Monday, June 3, 2024

Don't Be a Zombie: Celebrate Love

I am writing in a state park in Arkansas, Petit Jean State Park, in the CCC room.  A very kind park ranger who tends the front desk overnight offered me a cup of her strong coffee, and I said yes.



As I understand it, this lodge where I am writing was constructed by the CCC, and the furniture in this room was constructed to match the original furniture.  It's not exactly comfortable--a straight back chair with a woven seat--but I've used worse.  There's a charm in being the only one in this room, while the sky slowly lightens.  Here's a view of the lodge from the table where I'm writing:




As we drove across the state of Tennessee yesterday, I thought about how much of the state I've seen in the past week:  from Bristol in the northeast corner all the way to the Mississippi River.  As an English major, it's impossible not to drive by places and reflect on the literature that these places have inspired.  

And of course, there are darker thoughts, about the Civil War and the Civil Rights movement and the fierce battles for the soul of America.  My younger self would have thought that these battles were settled and that we were on a trajectory towards a better future, a more egalitarian future where everyone (except for the very richest of us) has similar opportunities.

As we drove and drove and drove across Tennessee, I thought about the current battles over land, especially Ukraine.  I understand the value of that land, the literal land and the historic ideas of it, from reading Timothy Snyder's Black Earth.  It wasn't the book I was expecting, but I haven't forgotten it--an excellent book.  

As we drove and drove, I thought back to history, people who lived in the lands that the car drove by, people in the 1850's who tilled their fields and tended their farms, people who lived far away from decisions made in Washington, D.C., people who had no idea how history was about to rip apart their lives.  Most of the people who lived in most of the country in pre-Civil War years didn't own slaves.  Their lives were about to be upended over policies that would never have impacted them otherwise.

Happier reasons bring me to Arkansas, a wedding and the family reunion that these kinds of events can create.  Last night I watched small children lurching around the picnic area pretending to be zombies.  The smallest one came over to me, looked directly into my eyes, and said, "Be a zombie."

I am of an age where I don't get these kinds of invitations/directives often.  And so I rose from my camp chair and played at being a zombie.  By the end of the evening, most of us, all ages, had taken a turn at this game.  I talked to the child's mom about how kids these days are learning about zombies, and now I have a Disney creation to look up.  I didn't realize that Disney had travelled to the land of the undead.
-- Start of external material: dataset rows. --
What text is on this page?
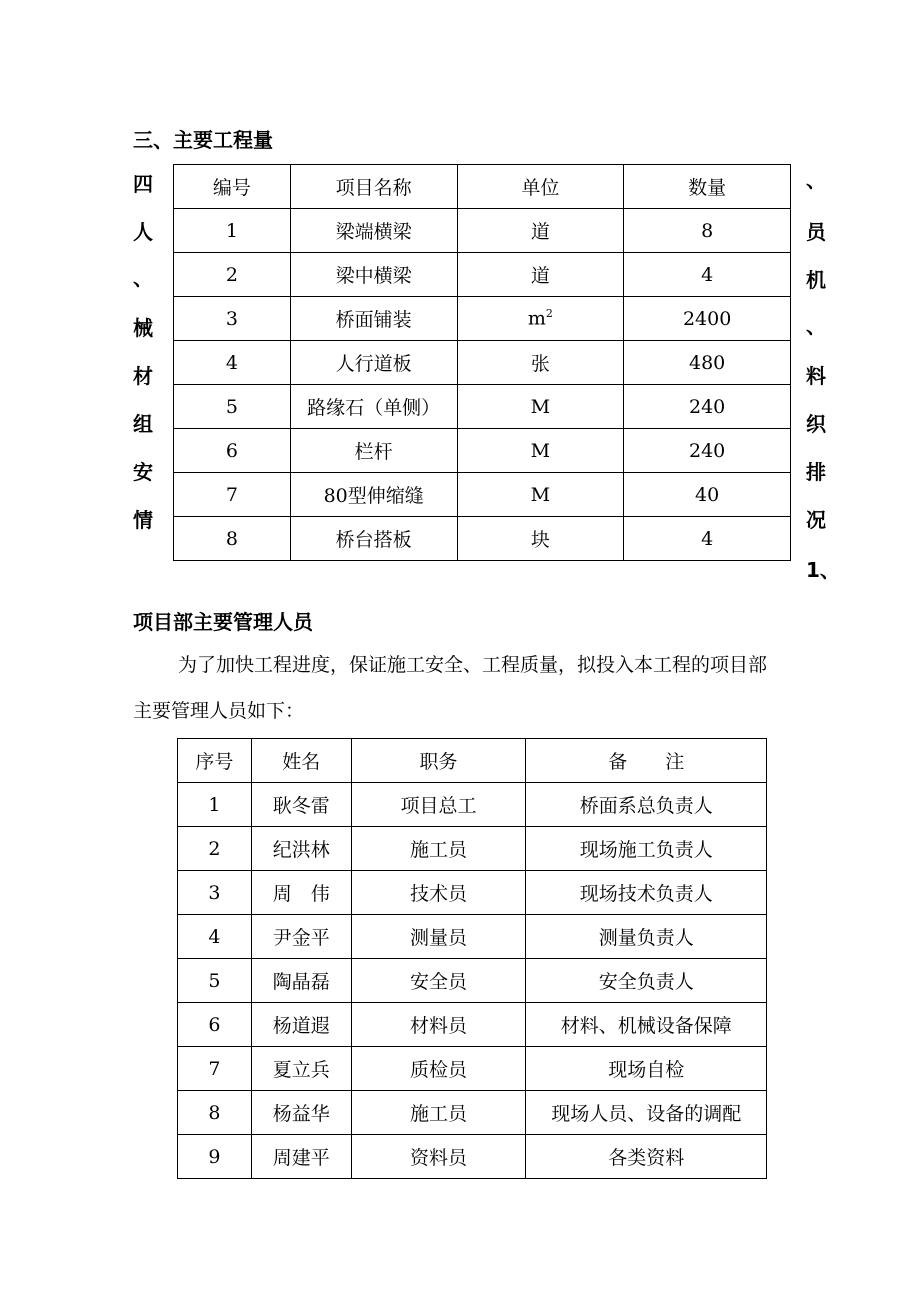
三、主要工程量
四
人
、
械
材
组
安
情
、
员
机
、
料
织
排
况
1、
编号	项目名称	单位	数量
1	梁端横梁	道	8
2	梁中横梁	道	4
3	桥面铺装	$m^2$	2400
4	人行道板	张	480
5	路缘石（单侧）	M	240
6	栏杆	M	240
7	80型伸缩缝	M	40
8	桥台搭板	块	4
项目部主要管理人员
为了加快工程进度，保证施工安全、工程质量，拟投入本工程的项目部
主要管理人员如下：
序号	姓名	职务	备　　注
1	耿冬雷	项目总工	桥面系总负责人
2	纪洪林	施工员	现场施工负责人
3	周　伟	技术员	现场技术负责人
4	尹金平	测量员	测量负责人
5	陶晶磊	安全员	安全负责人
6	杨道遐	材料员	材料、机械设备保障
7	夏立兵	质检员	现场自检
8	杨益华	施工员	现场人员、设备的调配
9	周建平	资料员	各类资料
I am traveling through the land, rejoicing that we are not yet dead, that there are still kind front desk managers who share their coffee with early morning writers, that there are still children who will spend hours playing make believe, that the land offers up so much beauty, as does life itself, if we look away from our screens and 24 hour news feeds and the other ways we allow our joy to be killed.

Today we celebrate love.  Today I am remembering that we should celebrate love, in all of its forms, in every way we can, each and every day.